A 3,000-year-old Egyptian coffin was seized at a U.S. airport and was returned to Egypt on Wednesday but US collectors' rights activists are notably silent about it. Not a peep on their blogs or discussion lists.
Basically what happened was that Customs officials in Miami had asked the importer of the antiquity, a Spanish gallery owner, to prove ownership when it arrived at the airport from Barcelona in October 2008, the object was seized when he was unable to. Probably 99.9% of collectors would be unable to do so either if they were challenged, because they just do not care. Most habitually do not look at the seller's ability to prove legal origins at the time of buying, so are unable to provide those who obtain the articles from them with verifiable information on this. No questions are asked. But if we did start asking questions, as in the case of this sarcophagus, then a lot of people are going to end up with some expensive geegaws on their hands that they cannot get rid of. This is why the supporters of the maintenance of a no-questions-asked market in antiquities are keeping very, very quiet about this case (pun not intended), hoping its implications will not occur to the average collector who we imagine sitting enthralled at the dealers' feet soaking in every golden word of absolute wisdom they utter about the "impossibility" of running the trade in any other way.
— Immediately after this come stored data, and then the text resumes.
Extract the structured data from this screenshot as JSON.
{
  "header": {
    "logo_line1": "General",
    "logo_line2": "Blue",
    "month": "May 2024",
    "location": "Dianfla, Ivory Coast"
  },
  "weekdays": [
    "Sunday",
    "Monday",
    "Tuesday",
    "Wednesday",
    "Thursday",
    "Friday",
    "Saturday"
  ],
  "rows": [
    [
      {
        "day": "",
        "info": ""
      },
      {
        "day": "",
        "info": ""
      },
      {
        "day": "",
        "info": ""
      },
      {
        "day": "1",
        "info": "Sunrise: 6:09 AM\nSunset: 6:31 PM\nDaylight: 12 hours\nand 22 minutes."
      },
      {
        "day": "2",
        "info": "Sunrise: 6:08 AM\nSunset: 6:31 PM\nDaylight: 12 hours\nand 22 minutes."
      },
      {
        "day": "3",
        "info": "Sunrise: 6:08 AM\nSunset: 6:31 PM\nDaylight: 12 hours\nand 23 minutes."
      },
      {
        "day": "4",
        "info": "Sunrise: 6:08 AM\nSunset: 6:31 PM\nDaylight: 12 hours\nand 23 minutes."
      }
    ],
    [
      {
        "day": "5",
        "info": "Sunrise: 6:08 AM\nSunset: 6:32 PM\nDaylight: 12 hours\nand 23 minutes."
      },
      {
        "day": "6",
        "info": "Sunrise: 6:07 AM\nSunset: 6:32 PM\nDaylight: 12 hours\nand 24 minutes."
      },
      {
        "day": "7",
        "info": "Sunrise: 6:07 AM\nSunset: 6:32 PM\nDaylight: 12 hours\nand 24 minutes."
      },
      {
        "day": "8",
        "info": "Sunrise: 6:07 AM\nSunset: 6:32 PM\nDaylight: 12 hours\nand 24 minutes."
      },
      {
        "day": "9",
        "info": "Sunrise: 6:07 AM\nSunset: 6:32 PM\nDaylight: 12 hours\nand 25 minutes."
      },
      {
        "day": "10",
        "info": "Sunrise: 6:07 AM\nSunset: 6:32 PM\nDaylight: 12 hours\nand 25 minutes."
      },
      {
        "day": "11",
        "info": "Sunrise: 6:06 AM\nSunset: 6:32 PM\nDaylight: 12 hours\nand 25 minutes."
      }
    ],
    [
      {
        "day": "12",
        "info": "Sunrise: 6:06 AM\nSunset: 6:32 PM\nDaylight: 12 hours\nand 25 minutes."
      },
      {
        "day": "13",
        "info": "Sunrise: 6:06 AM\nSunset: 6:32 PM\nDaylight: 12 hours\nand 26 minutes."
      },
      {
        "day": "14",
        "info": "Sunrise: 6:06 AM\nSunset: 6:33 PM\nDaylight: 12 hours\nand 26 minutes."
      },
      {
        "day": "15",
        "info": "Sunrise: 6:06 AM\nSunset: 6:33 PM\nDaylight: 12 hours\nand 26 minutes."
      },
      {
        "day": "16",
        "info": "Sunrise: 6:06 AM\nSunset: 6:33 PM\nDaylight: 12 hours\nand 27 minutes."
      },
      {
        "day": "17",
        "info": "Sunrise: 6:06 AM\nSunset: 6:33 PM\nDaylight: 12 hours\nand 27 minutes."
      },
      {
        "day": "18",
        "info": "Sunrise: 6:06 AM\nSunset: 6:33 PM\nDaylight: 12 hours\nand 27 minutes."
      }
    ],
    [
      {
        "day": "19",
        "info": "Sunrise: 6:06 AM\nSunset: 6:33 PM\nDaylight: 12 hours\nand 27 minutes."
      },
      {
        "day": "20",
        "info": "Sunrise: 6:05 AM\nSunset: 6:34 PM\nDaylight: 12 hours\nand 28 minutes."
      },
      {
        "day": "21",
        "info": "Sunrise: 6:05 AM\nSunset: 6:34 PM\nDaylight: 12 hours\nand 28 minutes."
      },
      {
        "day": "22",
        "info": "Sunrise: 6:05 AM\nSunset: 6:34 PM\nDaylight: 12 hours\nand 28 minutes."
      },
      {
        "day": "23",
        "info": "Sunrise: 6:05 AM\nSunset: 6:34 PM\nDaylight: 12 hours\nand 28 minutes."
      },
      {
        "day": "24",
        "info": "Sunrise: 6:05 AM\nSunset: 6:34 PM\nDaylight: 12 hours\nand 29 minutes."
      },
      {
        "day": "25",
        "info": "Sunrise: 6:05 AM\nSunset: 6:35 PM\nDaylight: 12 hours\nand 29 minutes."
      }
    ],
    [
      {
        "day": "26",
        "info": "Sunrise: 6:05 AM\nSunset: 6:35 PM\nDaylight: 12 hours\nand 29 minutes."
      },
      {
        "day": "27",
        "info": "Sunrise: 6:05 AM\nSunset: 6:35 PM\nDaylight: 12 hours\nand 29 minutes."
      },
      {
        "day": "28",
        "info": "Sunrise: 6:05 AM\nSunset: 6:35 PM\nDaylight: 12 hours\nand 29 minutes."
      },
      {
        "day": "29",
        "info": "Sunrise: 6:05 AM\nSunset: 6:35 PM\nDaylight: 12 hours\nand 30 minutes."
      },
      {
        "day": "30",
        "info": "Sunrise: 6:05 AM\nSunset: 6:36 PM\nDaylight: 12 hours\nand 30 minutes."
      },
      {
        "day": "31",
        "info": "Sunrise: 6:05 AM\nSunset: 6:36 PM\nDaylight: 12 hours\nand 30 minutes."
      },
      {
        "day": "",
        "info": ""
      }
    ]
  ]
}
The Barcelona dealer at the core of the case decided not to contest the seizure in court, he therefore decided not to assert the "rights" of antiquity traders to do as they please with artefacts like this. So he took exactly the opposite path from the ACCG collectors' rights activists in their Baltimore illegal coin import stunt. It would be interesting to know whether this decision (damaging finacially as well as the seller's reputation) was taken because the seller was certain not only that they would lose, but also the case would set a precedent like the McClain case . Or perhaps the international antiquities business is in such decline that the dealer could not afford to fight in court for their "rights" to trade like this. Maybe the ACCG should set up a fund to help out fellow antiquity dealers in moments like this. After all, they are all in this together.